Thursday, September 19, 2013

Hormones and Amends

And now as another season of the Jewish High Holy Days have come to a close, let's get back to the blog. Actually Sukkot is here and that probably deserves an blog post about holiday eating (or the childhood memory of somebody always bringing Cheez Doodles to hang in the sukkah alongside the fruit). But that will hold for a bit.

This year was more introspective than usual. I attended some quieter groups as opposed to the major synagogue events. Not that I don't love my "shul family," but the transition from clergy spouse to just a "regular" guy has been a little odd when it comes to holidays. Even these few years later, I needed to be a little more quiet about my need to make amends and reflect on what I can do make this year better. And reflect on the changes that have already happened.

Let's jump back to macro level for a bit and talk about other changes, body-wise (which is, after all, the posts many come here to read).
After about a year of major weight training, I began to notice various body changes and not only in my waist and muscle size. It was almost as if I was having some bizarre reaction to drugs or supplements (which I was not taking! This is clean living body, baby!) A check with my doctor showed that my testosterone level had spiked dramatically. Evidently all that intense resistance training can indeed cause that "manly" upgrade. And yes, studies show that to be true. YOU doin'?
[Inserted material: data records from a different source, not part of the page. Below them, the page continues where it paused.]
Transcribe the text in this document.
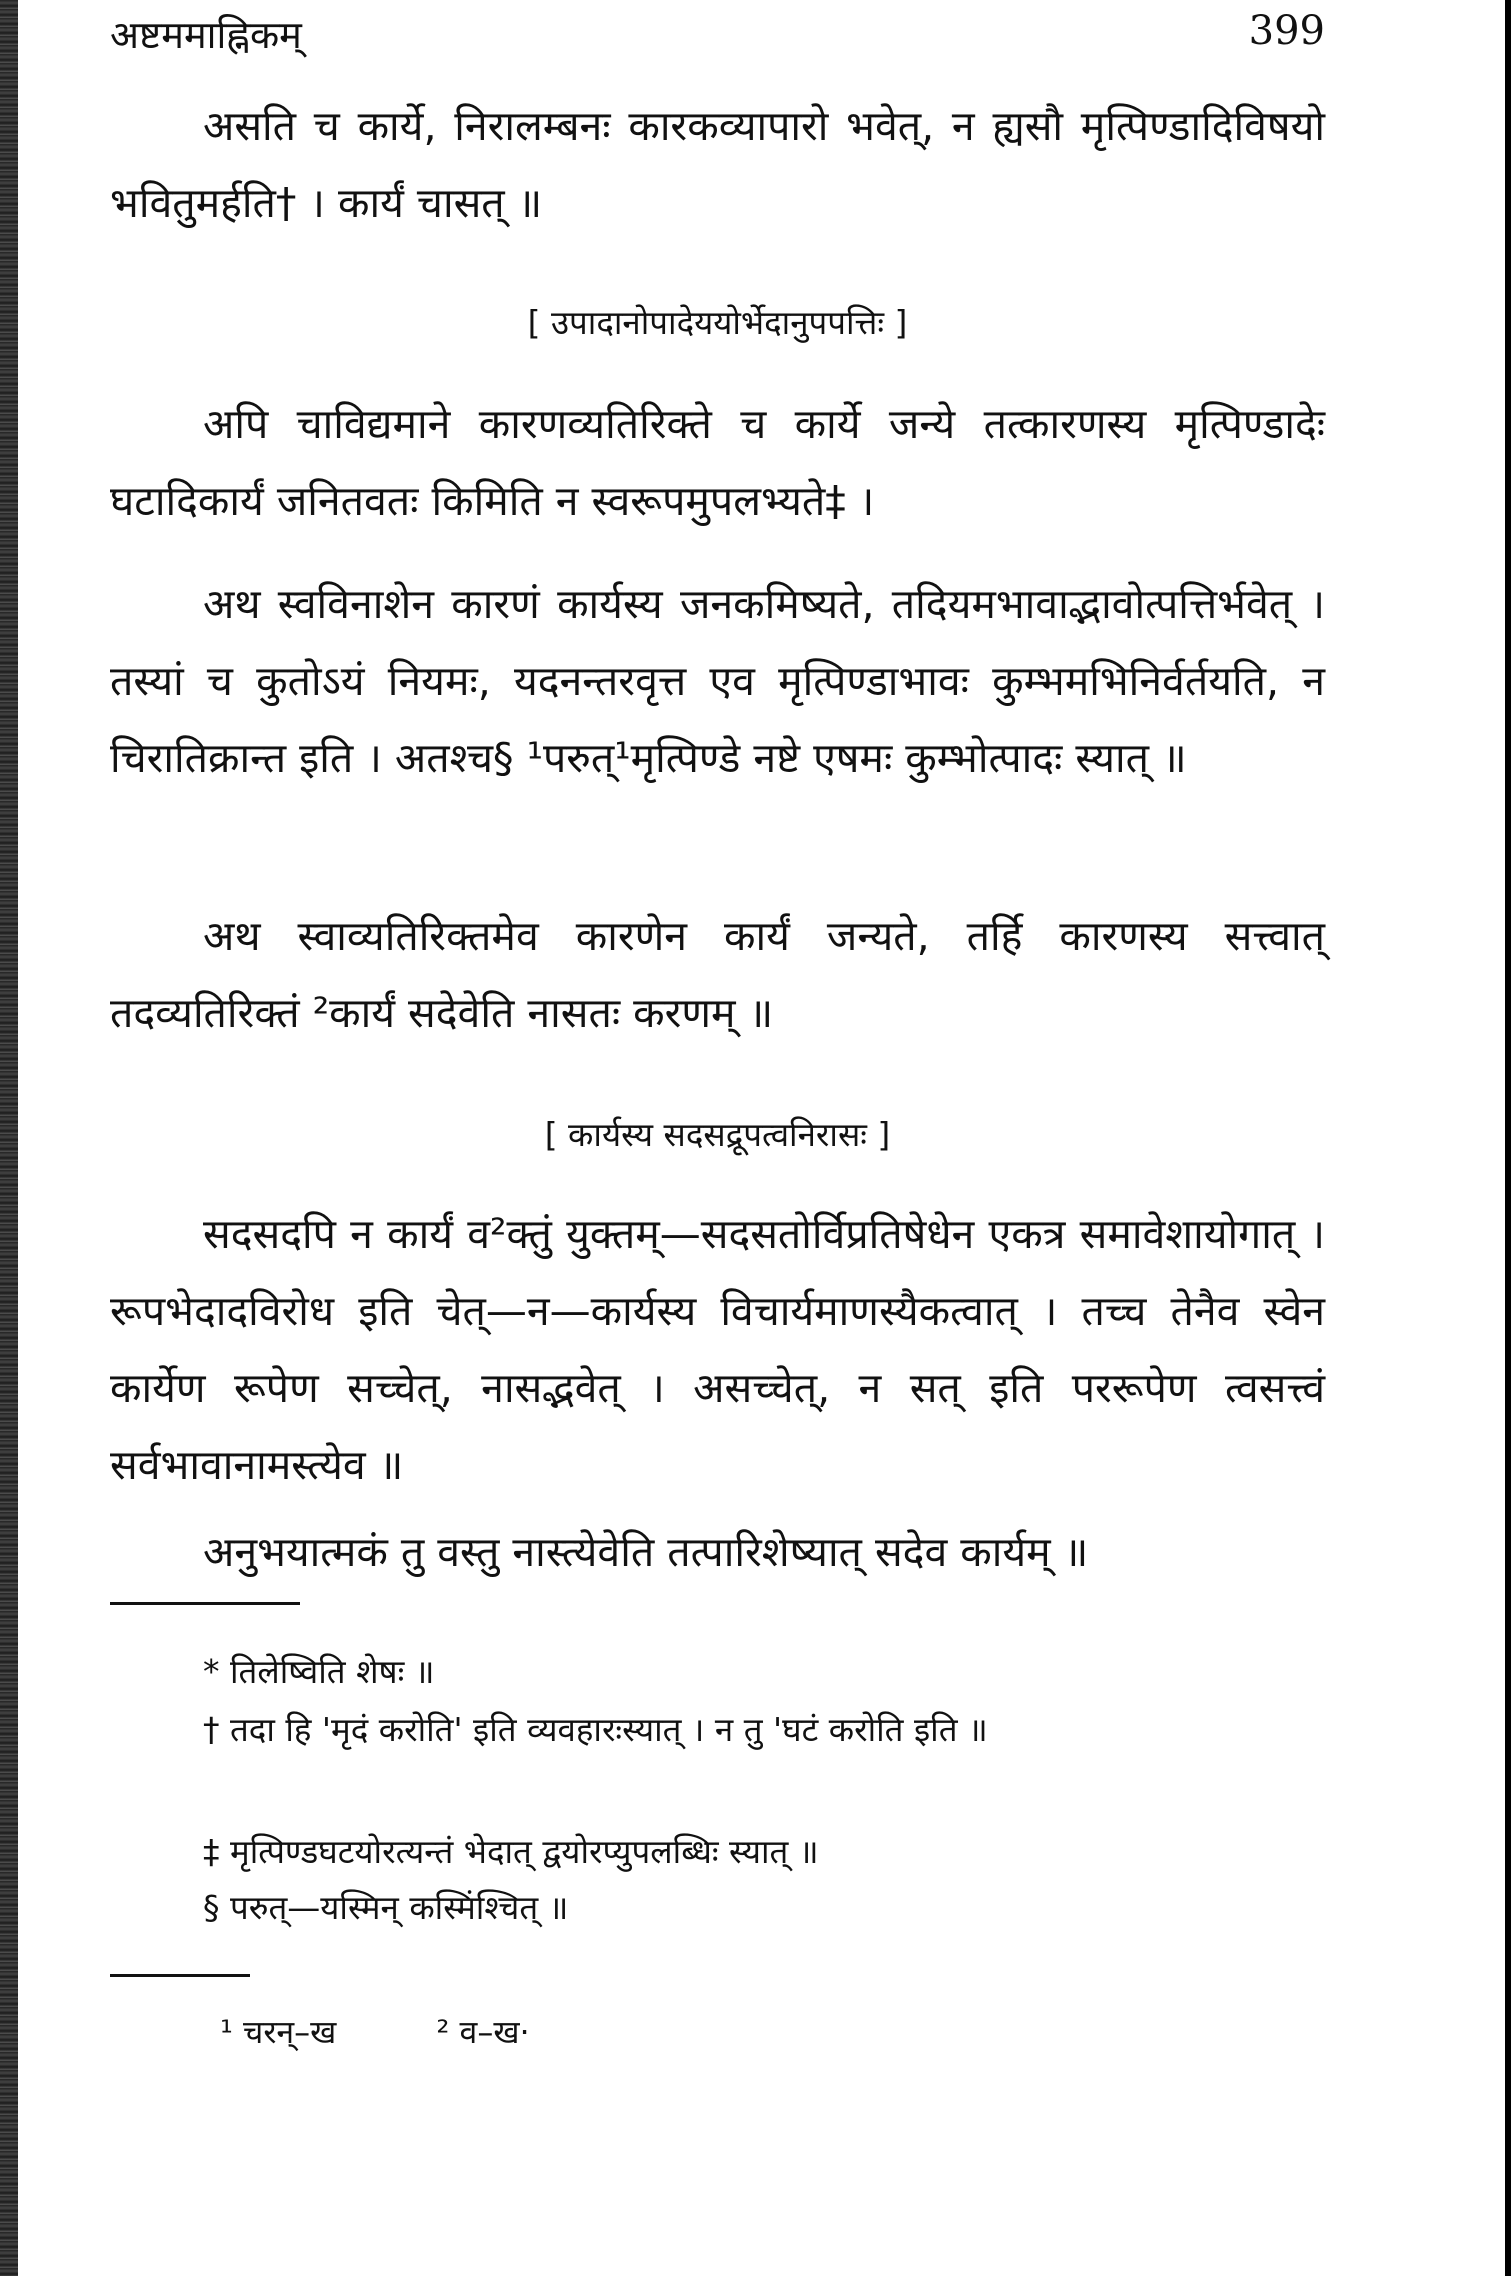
अष्टममाह्निकम्	399

असति च कार्ये, निरालम्बनः कारकव्यापारो भवेत्, न ह्यसौ मृत्पिण्डादिविषयो भवितुमर्हति† । कार्यं चासत् ॥

[ उपादानोपादेययोर्भेदानुपपत्तिः ]

अपि चाविद्यमाने कारणव्यतिरिक्ते च कार्ये जन्ये तत्कारणस्य मृत्पिण्डादेः घटादिकार्यं जनितवतः किमिति न स्वरूपमुपलभ्यते‡ ।

अथ स्वविनाशेन कारणं कार्यस्य जनकमिष्यते, तदियमभावाद्भावोत्पत्तिर्भवेत् । तस्यां च कुतोऽयं नियमः, यदनन्तरवृत्त एव मृत्पिण्डाभावः कुम्भमभिनिर्वर्तयति, न चिरातिक्रान्त इति । अतश्च§ ¹परुत्¹मृत्पिण्डे नष्टे एषमः कुम्भोत्पादः स्यात् ॥

अथ स्वाव्यतिरिक्तमेव कारणेन कार्यं जन्यते, तर्हि कारणस्य सत्त्वात् तदव्यतिरिक्तं ²कार्यं सदेवेति नासतः करणम् ॥

[ कार्यस्य सदसद्रूपत्वनिरासः ]

सदसदपि न कार्यं व²क्तुं युक्तम्—सदसतोर्विप्रतिषेधेन एकत्र समावेशायोगात् । रूपभेदादविरोध इति चेत्—न—कार्यस्य विचार्यमाणस्यैकत्वात् । तच्च तेनैव स्वेन कार्येण रूपेण सच्चेत्, नासद्भवेत् । असच्चेत्, न सत् इति पररूपेण त्वसत्त्वं सर्वभावानामस्त्येव ॥

अनुभयात्मकं तु वस्तु नास्त्येवेति तत्पारिशेष्यात् सदेव कार्यम् ॥

* तिलेष्विति शेषः ॥

† तदा हि 'मृदं करोति' इति व्यवहारःस्यात् । न तु 'घटं करोति इति ॥

‡ मृत्पिण्डघटयोरत्यन्तं भेदात् द्वयोरप्युपलब्धिः स्यात् ॥

§ परुत्—यस्मिन् कस्मिंश्चित् ॥

¹ चरन्–ख	² व–ख·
But aside from being able to walk around work with that additional "strut factor", I guess it was good timing for a blog post because another recent study has shown that the lowered levels of both testosterone and estrogen in middle-aged men contribute to the fat levels around our bellies (and our waning sex drives). It turns out my "donut" was bound to happen, even if I managed to up the amount of deadlifts and reverse flys. 

So I seemed to have helped myself in ways without even knowing! Good for me! Keeping my donut to pop'em size and keeping my testosterone in the XXL aisle! 

And that's all well and good.  But let's go back to reflection for a moment.

I started this blog after having hit my weight and doing tons of research on weight maintenance. Part of me wanted to share what worked for me and what research I found. Part of me just wanted to be part of a larger group. And part of me wanted to demark this the current chapter of my life.

So, as I continue to reflect on this upcoming year and we near the 2nd anniversary of maintenance, I want to thank all of those who have supported me. Not just in my weight, but in my attempts to be a better person. 

One of my friends said to me during a rather dark Retro Ska Librarian period, "Dan, the thing is that, no matter what, you are an optimist." And it's true. Cynical, snarky, smart-aleck...but an optimist.

You can change your body and your life. You can even change the amount of hormones you produce solely from exercise. But it's hard to change something fundamentally inside of you. 

May this year bring out the better qualities in all of us. And anyone needing some extra testosterone....well, I seem to have plenty!


Finkelstein, Joel S., Hang Lee, Sherri-Ann M. Burnett-Bowie, J. Carl Pallais, Elaine W. Yu, Lawrence F. Borges, Brent F. Jones, et al. “Gonadal Steroids and Body Composition, Strength, and Sexual Function in Men.” New England Journal of Medicine 369, no. 11 (2013): 1011–1022. doi:10.1056/NEJMoa1206168.

Tremblay, Mark S., Jennifer L. Copeland, and Walter Van Helder. “Effect of Training Status and Exercise Mode on Endogenous Steroid Hormones in Men.” Journal of Applied Physiology 96, no. 2 (February 1, 2004): 531–539. doi:10.1152/japplphysiol.00656.2003.